I glanced in the direction of her eyeline to see said briefcase—which was Italian and leather and more expensive than I’d ever admit aloud—as someone tripped over it, leaving a filthy boot print on its previously pristine surface.

With an infinite sense of loss as we separated, I righted us and let her go. “It’s not important. Come on. Let me get you out of the rain.”

She stood there uncertainly as I swept up my briefcase and swiped the side with my palm. I didn’t wait for her answer. Instead, I snagged her hand and towed her toward a coffee shop a few doors down.

As we trotted our way there, I arched over her with my briefcase to shelter her from the rain. The Bennets were a large breed where its men were concerned, and I towered over her by nearly a foot. A useful trait in many instances and, in this one, convenient.

I wanted to be as close to her as I could, for as long as I could.

It was strange and foreign, this feeling, an unlikely meeting with an improbable outcome. The rarity of such things happening to me was undefinable. My brothers would be the ones to stumble into a girl they immediately wanted to know. But I found most people tedious, and with my mother parading me around her garden club, its members salivating at the thought of yoking their single daughters to me, I generally questioned every woman in my acquaintance.

Some called it cynicism. I called it self-preservation. I knew no other way, having never been given a reason to consider an alternative. No woman had ever affected me. No one had ever stood out.

Not until a moment ago when I’d collided with the girl tucked into my side.

And I aimed to find out the why and the how of it. I wanted answers. I wanted logic and reason, an explanation as to why I felt like I’d woken from a long and deep sleep the moment I looked into her eyes.

I wondered if kissing her would give me the answer I was looking for.

My shock at the thought left me too curious to even consider caution.

We ducked into the crowded coffee shop, panting and shaking off the rain.

She laughed, self-consciously running a hand over her hair. “I must look like a cat that crawled out of the East River.”

“Not at all,” I answered a little too quietly, covering it with a smile. “I’ve never met a human cannon before.
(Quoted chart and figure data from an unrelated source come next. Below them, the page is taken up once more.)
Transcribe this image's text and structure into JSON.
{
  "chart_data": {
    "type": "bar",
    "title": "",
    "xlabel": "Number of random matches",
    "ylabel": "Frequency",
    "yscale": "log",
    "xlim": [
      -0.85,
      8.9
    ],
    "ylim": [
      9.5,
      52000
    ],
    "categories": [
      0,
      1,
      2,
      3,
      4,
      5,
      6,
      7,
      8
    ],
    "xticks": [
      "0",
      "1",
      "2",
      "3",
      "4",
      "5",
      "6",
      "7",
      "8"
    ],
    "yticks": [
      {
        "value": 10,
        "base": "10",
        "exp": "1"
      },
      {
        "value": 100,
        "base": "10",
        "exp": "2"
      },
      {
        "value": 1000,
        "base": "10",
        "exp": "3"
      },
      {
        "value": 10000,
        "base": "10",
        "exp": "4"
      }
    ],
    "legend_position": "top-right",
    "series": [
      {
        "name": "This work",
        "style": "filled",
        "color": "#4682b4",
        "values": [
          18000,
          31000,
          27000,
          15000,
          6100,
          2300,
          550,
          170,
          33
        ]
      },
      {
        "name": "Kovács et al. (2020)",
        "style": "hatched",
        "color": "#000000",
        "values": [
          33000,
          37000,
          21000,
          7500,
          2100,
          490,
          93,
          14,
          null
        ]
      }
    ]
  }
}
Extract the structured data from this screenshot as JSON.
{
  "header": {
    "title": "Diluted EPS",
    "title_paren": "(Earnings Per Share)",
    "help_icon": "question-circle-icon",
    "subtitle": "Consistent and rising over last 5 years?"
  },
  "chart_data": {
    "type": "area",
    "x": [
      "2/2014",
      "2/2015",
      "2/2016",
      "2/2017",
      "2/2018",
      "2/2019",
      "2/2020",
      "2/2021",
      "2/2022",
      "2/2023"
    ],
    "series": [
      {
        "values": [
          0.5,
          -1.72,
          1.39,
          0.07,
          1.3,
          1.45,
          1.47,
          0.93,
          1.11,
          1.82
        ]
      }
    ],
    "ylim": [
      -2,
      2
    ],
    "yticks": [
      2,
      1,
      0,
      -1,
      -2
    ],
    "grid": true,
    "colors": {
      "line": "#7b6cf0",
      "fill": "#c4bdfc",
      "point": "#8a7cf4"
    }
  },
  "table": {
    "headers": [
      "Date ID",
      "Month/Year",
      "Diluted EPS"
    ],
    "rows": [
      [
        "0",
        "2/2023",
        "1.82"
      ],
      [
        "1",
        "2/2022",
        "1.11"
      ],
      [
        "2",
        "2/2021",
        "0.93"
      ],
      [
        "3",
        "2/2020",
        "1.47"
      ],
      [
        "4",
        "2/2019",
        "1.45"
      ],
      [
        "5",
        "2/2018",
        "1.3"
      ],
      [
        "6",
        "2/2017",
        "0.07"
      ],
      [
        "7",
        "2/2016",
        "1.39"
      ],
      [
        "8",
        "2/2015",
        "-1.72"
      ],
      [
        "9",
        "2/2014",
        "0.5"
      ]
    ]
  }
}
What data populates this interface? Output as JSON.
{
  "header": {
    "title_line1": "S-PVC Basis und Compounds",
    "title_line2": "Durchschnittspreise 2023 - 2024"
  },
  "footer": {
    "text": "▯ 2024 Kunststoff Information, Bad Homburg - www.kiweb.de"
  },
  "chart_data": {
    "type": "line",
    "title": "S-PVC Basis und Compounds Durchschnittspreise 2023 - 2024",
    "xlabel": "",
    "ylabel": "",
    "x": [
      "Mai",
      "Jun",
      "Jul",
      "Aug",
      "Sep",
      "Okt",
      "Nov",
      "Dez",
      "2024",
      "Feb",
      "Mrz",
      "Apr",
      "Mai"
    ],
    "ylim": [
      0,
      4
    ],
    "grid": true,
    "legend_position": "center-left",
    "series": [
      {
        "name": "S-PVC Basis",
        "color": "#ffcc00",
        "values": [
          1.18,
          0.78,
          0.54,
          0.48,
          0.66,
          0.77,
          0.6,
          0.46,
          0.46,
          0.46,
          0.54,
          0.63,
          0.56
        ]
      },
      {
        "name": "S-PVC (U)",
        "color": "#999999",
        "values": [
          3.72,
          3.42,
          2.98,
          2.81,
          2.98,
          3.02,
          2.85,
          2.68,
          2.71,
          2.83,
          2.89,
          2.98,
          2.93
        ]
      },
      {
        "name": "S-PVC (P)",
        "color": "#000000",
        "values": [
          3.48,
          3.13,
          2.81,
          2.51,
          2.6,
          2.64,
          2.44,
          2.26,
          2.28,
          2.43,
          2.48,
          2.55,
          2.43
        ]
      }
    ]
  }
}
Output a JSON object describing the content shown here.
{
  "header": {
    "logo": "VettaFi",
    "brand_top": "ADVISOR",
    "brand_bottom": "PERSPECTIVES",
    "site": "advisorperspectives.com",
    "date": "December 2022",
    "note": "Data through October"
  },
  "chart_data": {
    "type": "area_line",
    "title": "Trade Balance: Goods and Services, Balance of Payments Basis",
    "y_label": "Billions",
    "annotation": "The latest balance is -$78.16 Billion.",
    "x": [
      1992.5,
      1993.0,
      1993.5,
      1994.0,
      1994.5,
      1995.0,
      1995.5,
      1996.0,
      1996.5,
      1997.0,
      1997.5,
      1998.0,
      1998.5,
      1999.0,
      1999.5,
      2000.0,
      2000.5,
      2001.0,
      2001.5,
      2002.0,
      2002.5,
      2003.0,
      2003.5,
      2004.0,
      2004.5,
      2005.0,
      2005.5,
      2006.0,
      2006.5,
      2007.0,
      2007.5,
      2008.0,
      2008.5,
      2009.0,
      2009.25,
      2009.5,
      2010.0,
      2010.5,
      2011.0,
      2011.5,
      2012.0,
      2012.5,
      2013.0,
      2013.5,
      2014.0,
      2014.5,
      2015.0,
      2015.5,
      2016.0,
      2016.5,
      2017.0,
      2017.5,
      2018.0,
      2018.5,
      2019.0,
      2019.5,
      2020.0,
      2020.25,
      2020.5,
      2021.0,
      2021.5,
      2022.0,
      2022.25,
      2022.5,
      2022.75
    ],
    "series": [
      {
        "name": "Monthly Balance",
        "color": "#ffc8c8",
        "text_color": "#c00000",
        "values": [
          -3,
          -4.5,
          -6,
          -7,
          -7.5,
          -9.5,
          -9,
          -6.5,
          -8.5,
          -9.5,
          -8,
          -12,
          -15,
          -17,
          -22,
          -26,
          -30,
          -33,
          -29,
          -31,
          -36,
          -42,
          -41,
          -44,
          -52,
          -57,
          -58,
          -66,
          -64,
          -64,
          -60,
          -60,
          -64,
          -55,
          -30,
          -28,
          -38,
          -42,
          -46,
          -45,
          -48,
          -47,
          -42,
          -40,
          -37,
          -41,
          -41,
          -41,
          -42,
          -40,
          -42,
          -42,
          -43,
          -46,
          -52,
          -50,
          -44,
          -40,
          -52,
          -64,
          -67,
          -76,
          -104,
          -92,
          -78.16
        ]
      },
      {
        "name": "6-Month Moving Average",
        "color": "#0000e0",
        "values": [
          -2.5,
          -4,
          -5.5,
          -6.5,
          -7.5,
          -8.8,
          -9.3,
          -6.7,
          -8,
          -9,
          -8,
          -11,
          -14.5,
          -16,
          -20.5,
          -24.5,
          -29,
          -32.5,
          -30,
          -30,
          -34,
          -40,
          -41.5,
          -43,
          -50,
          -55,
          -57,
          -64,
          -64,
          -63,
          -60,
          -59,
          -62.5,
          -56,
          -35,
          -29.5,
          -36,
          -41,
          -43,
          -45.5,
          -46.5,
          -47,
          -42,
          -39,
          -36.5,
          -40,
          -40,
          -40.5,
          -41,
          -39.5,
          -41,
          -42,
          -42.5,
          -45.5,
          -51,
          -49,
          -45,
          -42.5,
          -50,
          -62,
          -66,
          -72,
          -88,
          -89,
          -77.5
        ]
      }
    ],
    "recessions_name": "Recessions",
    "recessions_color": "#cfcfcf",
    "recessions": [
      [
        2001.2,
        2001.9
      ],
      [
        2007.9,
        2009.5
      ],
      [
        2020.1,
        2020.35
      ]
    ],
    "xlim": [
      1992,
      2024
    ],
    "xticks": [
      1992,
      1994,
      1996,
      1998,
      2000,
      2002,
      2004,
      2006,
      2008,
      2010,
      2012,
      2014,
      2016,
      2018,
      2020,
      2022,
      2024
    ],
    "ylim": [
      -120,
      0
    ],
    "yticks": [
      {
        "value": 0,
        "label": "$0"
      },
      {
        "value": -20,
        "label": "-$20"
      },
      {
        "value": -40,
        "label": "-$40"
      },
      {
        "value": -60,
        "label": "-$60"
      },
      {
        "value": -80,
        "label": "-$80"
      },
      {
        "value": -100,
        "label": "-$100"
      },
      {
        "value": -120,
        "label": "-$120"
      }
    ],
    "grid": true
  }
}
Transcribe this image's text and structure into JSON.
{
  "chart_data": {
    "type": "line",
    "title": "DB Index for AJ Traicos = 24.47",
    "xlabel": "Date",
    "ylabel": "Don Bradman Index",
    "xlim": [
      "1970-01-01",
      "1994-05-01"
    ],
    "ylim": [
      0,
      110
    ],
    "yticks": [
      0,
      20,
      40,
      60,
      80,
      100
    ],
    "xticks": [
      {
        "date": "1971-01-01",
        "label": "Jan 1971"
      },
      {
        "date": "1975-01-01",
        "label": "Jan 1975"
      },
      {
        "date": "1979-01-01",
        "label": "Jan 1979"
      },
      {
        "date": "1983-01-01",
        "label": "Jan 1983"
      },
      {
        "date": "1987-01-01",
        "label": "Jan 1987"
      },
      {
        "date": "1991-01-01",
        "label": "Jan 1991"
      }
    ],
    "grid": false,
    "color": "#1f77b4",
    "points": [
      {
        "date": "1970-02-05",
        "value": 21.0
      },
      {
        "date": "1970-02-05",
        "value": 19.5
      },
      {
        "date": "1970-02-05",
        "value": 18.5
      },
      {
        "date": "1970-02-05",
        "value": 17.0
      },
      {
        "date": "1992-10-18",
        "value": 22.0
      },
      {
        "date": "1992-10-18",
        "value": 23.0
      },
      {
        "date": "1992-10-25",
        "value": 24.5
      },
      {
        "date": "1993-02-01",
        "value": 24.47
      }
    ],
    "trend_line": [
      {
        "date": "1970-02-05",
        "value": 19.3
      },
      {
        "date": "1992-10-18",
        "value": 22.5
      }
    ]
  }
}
I think you might have dislocated one of my ribs.” I patted said ribs, which felt nothing more than the ghost of her body against me.

Her face softened. “Oh, I’m so sorry. Are you sure you’re all right?”

“I’m fine, just wet.”

A shiver racked her, and my smile slid into a frown.

“Let’s get coffee. Warm you up.”

Her brow furrowed, and she checked her watch. “I’m going to be late for a meeting.”

“You and me both. But running in, soaked and freezing, won’t help anyone. What do you say? Let me get you a cup of coffee as an apology.”

“For what?”

“For not seeing you coming.”

Again, she laughed, and again, I felt that fundamental familiarity. “No one ever does.”

“No, I don’t suspect they do.”

Her cheeks flushed, lips still smiling as we stepped into line. “It’s just that I’m so short,” she clarified without changing my mind. “I really am so sorry. Your poor briefcase.”

“This old thing?” I held it out to inspect it. “I was due for a new one anyway.”

“The newspaper might have done more harm than good—all I could see was my feet. I’m afraid the years I’ve been gone erased what I thought was concrete knowledge of Manhattan and how to navigate it, especially in the rain during rush hour.”

“Where were you?” I asked as we shuffled forward a step.

“England. Yorkshire, with my aunt. My mother sent me with the intent to teach me some sort of lesson, but luckily for me, my aunt doesn’t like to listen to her any more than I do. Mostly, I spent a couple years in the countryside, picking flowers,” she said on a laugh that died too quickly. “But I knew I’d have to come back.”